Capture the Flags: Family-Based Evaluation of Agentic LLMs via Semantics-Preserving Transformations
Abstract
CTF challenge families generated through semantics-preserving transformations enable robust evaluation of agentic LLMs across code variations, revealing model resilience to simple changes while highlighting performance degradation with complex obfuscation.
Agentic large language models (LLMs) are increasingly evaluated on cybersecurity tasks using capture-the-flag (CTF) benchmarks, yet existing pointwise benchmarks offer limited insight into agent robustness and generalisation across alternative versions of the source code. We introduce CTF challenge families, whereby a single CTF is used to generate a family of semantically-equivalent challenges via semantics-preserving program transformations, enabling controlled evaluation of robustness while keeping the underlying exploit strategy fixed. We present Evolve-CTF, a tool that generates CTF families from Python challenges using a range of transformations.
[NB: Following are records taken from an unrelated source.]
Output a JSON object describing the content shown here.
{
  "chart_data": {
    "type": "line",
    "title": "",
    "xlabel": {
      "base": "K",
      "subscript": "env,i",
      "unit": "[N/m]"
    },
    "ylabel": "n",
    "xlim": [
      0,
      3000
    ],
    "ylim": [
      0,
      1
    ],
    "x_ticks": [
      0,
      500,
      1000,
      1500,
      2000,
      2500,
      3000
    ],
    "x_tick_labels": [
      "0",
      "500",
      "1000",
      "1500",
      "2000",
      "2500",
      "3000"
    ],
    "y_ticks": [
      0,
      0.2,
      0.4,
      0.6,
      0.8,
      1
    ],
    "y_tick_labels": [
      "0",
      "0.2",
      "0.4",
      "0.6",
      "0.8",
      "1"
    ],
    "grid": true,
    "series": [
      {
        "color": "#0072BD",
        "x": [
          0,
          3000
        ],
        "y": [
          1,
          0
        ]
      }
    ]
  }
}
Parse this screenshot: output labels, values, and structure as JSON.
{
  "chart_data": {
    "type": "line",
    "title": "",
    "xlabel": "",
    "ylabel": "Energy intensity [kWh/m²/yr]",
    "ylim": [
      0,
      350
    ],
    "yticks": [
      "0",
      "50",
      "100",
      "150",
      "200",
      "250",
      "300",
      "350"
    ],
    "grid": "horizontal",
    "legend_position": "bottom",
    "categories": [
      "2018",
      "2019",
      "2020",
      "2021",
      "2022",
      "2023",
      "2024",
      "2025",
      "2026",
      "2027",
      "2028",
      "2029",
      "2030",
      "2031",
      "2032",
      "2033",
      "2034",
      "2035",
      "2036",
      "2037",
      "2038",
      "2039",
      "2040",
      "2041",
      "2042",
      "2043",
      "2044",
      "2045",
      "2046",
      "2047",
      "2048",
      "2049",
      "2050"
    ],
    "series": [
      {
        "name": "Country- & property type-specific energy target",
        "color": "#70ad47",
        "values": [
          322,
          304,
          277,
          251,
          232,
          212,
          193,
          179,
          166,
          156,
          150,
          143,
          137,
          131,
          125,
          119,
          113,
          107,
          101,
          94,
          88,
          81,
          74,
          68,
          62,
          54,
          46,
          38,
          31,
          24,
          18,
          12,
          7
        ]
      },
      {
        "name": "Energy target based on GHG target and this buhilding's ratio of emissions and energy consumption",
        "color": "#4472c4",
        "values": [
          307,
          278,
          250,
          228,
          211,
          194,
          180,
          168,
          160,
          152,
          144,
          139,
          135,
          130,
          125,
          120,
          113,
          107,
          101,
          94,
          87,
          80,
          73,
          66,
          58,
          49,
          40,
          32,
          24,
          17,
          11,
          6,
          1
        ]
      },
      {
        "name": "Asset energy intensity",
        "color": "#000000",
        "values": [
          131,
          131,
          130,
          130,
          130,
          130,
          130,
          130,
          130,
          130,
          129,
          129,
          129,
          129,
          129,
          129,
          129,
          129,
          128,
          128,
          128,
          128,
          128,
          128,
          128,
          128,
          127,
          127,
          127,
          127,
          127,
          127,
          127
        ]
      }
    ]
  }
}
Using Evolve-CTF to derive families from Cybench and Intercode challenges, we evaluate 13 agentic LLM configurations with tool access. We find that models are remarkably robust to renaming and code insertion, but that composed transformations and deeper obfuscation degrade performance by requiring more sophisticated tool use. Enabling explicit reasoning has little effect on success rates. Our work contributes a technique and tool for future LLM evaluations, and a large dataset characterising the capabilities of current state-of-the-art models in this domain.